Supermarket Sweep
October 3rd, 2012 By JosephThe supermarket brings together a vast and different variety of different products and life which is prepared for human consumption in a way which has become a complex system of codes and conventions. These conventions are rarely considered by the consumer unless the delivery method is slightly changed. This is heightened by trying to purchase different products in different countries. For example, in Spain: fruit is weighted and measured by the consumer whom then organises the price tag from a ticket machine. This makes someone from a country where the convention is different to that experience the purchase in a whole new light.

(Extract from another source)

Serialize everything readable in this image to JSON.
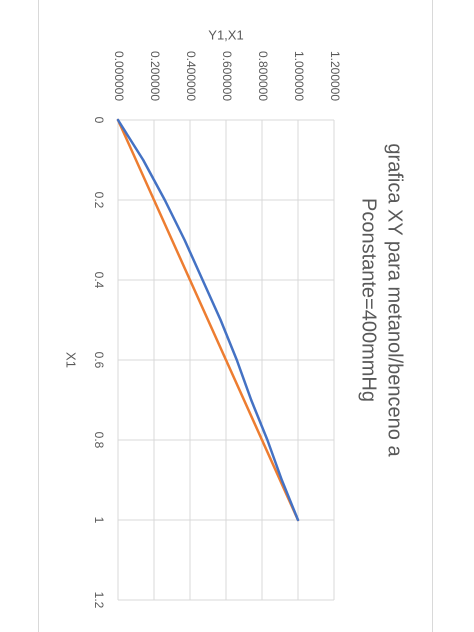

Supermarket Sweep attempts to take the environment of the supermarket and push this concept one step further. Key elements that can be changed are the different products, the staff and the customers themselves. Products can be changed by turning dead produce into live produce: In the eggs section, there will be a thousand live chickens, all running around inside a fridge display cabinet. In the vegetable section the veg will be still subterranean or live on trees, potatoes in the ground and grapes still on the vine. People would have to pick what they want as if they were farming it.
The key environmental components to be explored in this study are the customers and the staff which are substituted by actors, turing the supermarket into both a playground and theatre. Staff declaring undying love for each other on the public address system and asking other customers to find colleges for them to ask them to marry them. Customers having fights, arguments and general drama in the isles. People performing magic tricks in different food sections… like turning the eggs into chickens. Trolly races being declared on the public address that will be coming down certain isles and around certain corners. Juggling acts with tins of food.
Performers will then gather at the exit and hold out contribution boxes and thanking customers for attending the show, all in an attempt to change perception of the environment from that of a supermarket to anything but a supermarket.